Bananas and Banadine (Bannadine): The Myth of Psychedelic Bananas

Agaric
"Banadine" or "Bannadine" is a supposed psychoactive substance that can be extracted from regular banana peels. It was first popularized in the 1970 book "The Anarchist Cookbook" by William Powell and has since become something of an embarrassment in the online community. The most popular "extraction" process was a 1993 that can still be found online today by people who are seeking ways to achieve a high through legal means. I will proceed to debunk this fraudulent and frankly ill-disposed article step by step so that curious people who are impressionable don't waste their time, money, and health on this ridiculous process.

Step 1-Go to the Grocery Store and buy 10 pounds of bananas. (You used to need 200 pounds, but the potency has gone up 20x in the last 30 years).

First of all, bananas can be expensive. And ten pounds of bananas is equal to several bunches of medium-sized fruit. I highly doubt that anyone (even the craziest 1960s hippie) would drop several hundred dollars to extract banadine (bannadine) from bananas when LSD and marijuana was readily available for lower prices. And those psychoactive substances actually work. Furthermore, the likelihood of bananas becoming more "potent" is ridiculous. It is true that certain characteristics of fruit can be altered through special growing techniques over time. However, the odds that a trace compound in the peels would have increased its presence by 20 times are hardly feasible. Either the banana would need to reach gargantuan size or banana growers would have needed to culture banana trees based on that particular trait (that doesn't exist to begin with).

Step 2-Remove the skins from the fruit. Save the fruit for later-if you mix it with orange juice and drink it while you're smoking, it'll make you trip real hard.

To start, in order to mix 10 pounds worth of banana fruit with orange juice, you'd need a hell of a lot of orange juice and a lot of time.

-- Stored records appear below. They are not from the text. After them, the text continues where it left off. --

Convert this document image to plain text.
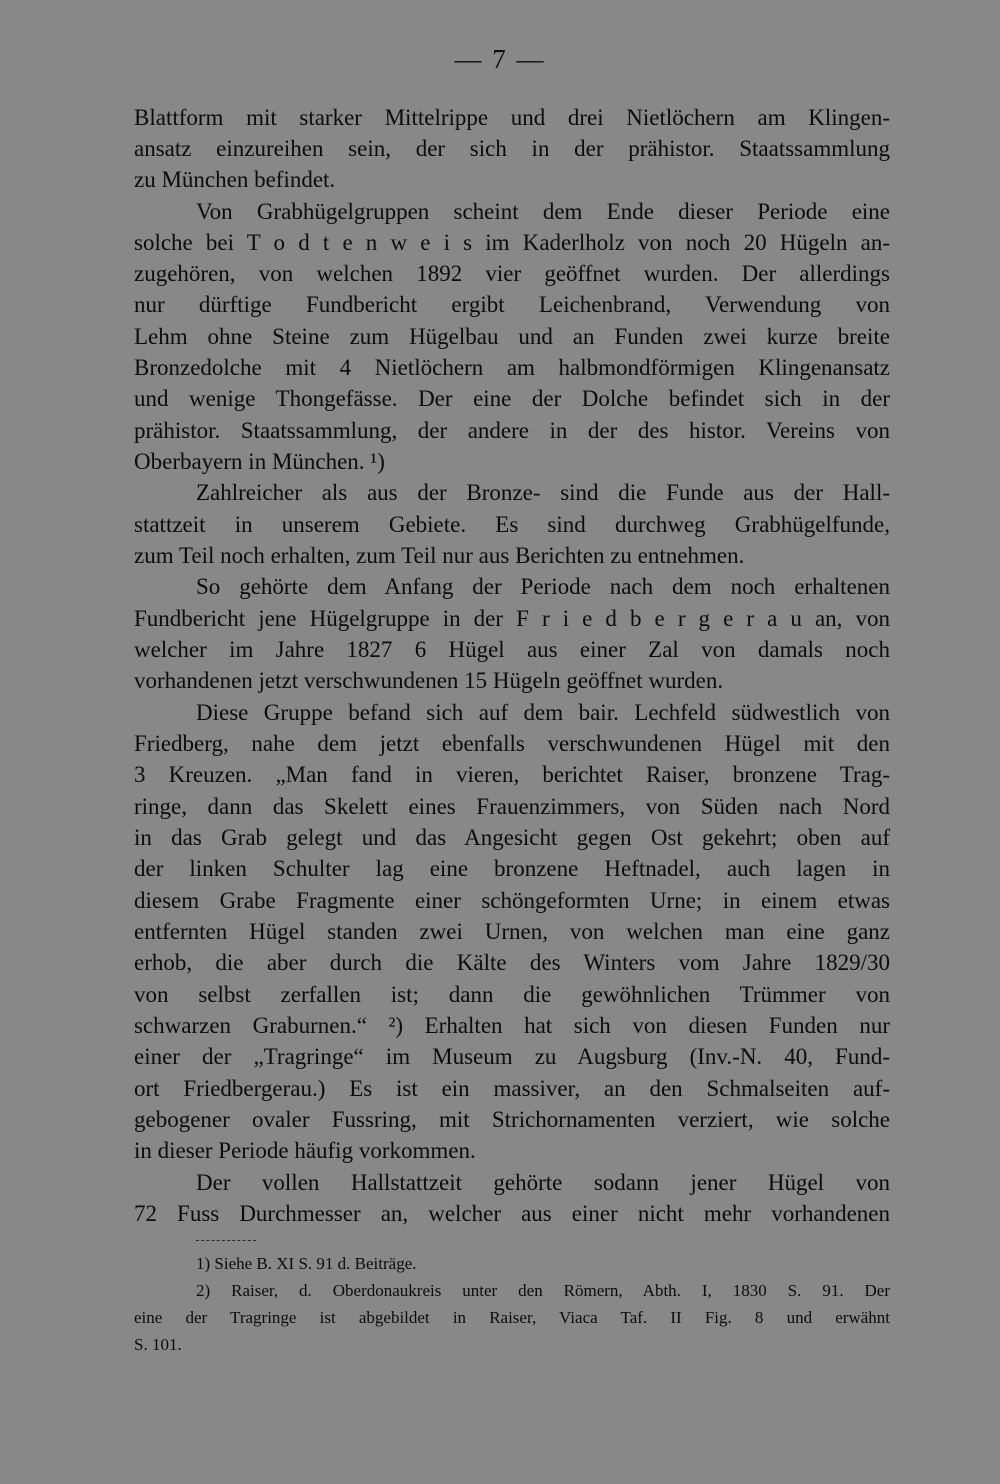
— 7 —
Blattform mit starker Mittelrippe und drei Nietlöchern am Klingen-
ansatz einzureihen sein, der sich in der prähistor. Staatssammlung
zu München befindet.
Von Grabhügelgruppen scheint dem Ende dieser Periode eine
solche bei T o d t e n w e i s im Kaderlholz von noch 20 Hügeln an-
zugehören, von welchen 1892 vier geöffnet wurden. Der allerdings
nur dürftige Fundbericht ergibt Leichenbrand, Verwendung von
Lehm ohne Steine zum Hügelbau und an Funden zwei kurze breite
Bronzedolche mit 4 Nietlöchern am halbmondförmigen Klingenansatz
und wenige Thongefässe. Der eine der Dolche befindet sich in der
prähistor. Staatssammlung, der andere in der des histor. Vereins von
Oberbayern in München. ¹)
Zahlreicher als aus der Bronze- sind die Funde aus der Hall-
stattzeit in unserem Gebiete. Es sind durchweg Grabhügelfunde,
zum Teil noch erhalten, zum Teil nur aus Berichten zu entnehmen.
So gehörte dem Anfang der Periode nach dem noch erhaltenen
Fundbericht jene Hügelgruppe in der F r i e d b e r g e r a u an, von
welcher im Jahre 1827 6 Hügel aus einer Zal von damals noch
vorhandenen jetzt verschwundenen 15 Hügeln geöffnet wurden.
Diese Gruppe befand sich auf dem bair. Lechfeld südwestlich von
Friedberg, nahe dem jetzt ebenfalls verschwundenen Hügel mit den
3 Kreuzen. „Man fand in vieren, berichtet Raiser, bronzene Trag-
ringe, dann das Skelett eines Frauenzimmers, von Süden nach Nord
in das Grab gelegt und das Angesicht gegen Ost gekehrt; oben auf
der linken Schulter lag eine bronzene Heftnadel, auch lagen in
diesem Grabe Fragmente einer schöngeformten Urne; in einem etwas
entfernten Hügel standen zwei Urnen, von welchen man eine ganz
erhob, die aber durch die Kälte des Winters vom Jahre 1829/30
von selbst zerfallen ist; dann die gewöhnlichen Trümmer von
schwarzen Graburnen.“ ²) Erhalten hat sich von diesen Funden nur
einer der „Tragringe“ im Museum zu Augsburg (Inv.-N. 40, Fund-
ort Friedbergerau.) Es ist ein massiver, an den Schmalseiten auf-
gebogener ovaler Fussring, mit Strichornamenten verziert, wie solche
in dieser Periode häufig vorkommen.
Der vollen Hallstattzeit gehörte sodann jener Hügel von
72 Fuss Durchmesser an, welcher aus einer nicht mehr vorhandenen
1) Siehe B. XI S. 91 d. Beiträge.
2) Raiser, d. Oberdonaukreis unter den Römern, Abth. I, 1830 S. 91. Der
eine der Tragringe ist abgebildet in Raiser, Viaca Taf. II Fig. 8 und erwähnt
S. 101.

Furthermore, there is no evidence to suggest that any psychoactive substance is synergized by orange juice or bananas. The breakdown of dextromethorphan can be inhibited by grapefruit juice, but this is the only documented case of citrus acting as a synergist of psychoactives. In any case, since banadine (bannadine) does not exist, sawdust would have just as good of a chance at boosting its effects as orange juice and bananas.

Step 3-Dry the skins in the microwave. This won't affect the potency, as bannadine is not microwave soluble.

If banadine (bannadine) was to truly be a psychedelic drug as this fellow claims, then heat would be potentially damaging to the compound. Psychedelics like LSD and LSA can be broken down due to exposure to excessive heat or light. Even if banadine (bannadine) was real, then the fact that it is non-microwave soluble is moot as well. Drugs are not microwave soluble. In fact, nothing is. Things can be heated or denatured by microwaves, but solubility refers to the ability of a substance to bind to molecules in a solution. Microwaves are waves of electromagnetic energy, not mixtures or solutions.

Step 7-Banadine is normally only active when smoked; that's why eating bananas won't do anything. However, that mush left over from step 5 is actually pretty tasty, and that's how I've discovered that bannadine is orally active if potentiated by dried peanut skins!!!

This is perhaps the most ridiculous piece of this already ridiculous tutorial. As you may have noticed, I jumped to step seven without covering steps four through six. What the guy describes is actually the correct way to perform a crude nonpolar extraction. However, the mush he's referring to would hardly be "pretty tasty" after soaking in a high-proof ethyl alcohol solution for several days. Also, you wouldn't feel any effect from eating the mush because the purpose of the nonpolar extraction would be to remove the banadine (bannadine) from the mush and bind it to the alcohol. The final piece of this silly puzzle is the mention of dried peanut skins. Nothing in a peanut is psychoactive, end of story. By mentioning this, the author adds insult to injury by making already impressionable people try something else that has no psychoactive properties. It's the final nail in the coffin that points to the author simply playing a prank.

This article was written more out of fun than out of a desire to educate the public. If you honestly think that bananas contain banadine (bannadine) or any other psychoactive compound, then you probably have some deeper problems. Proving this author was wrong was comparable to proving that Santa Claus can't be real. The truth is fairly obvious, but those who want to believe will do so. So, all I can say is to enjoy bananas for what they are: fruit.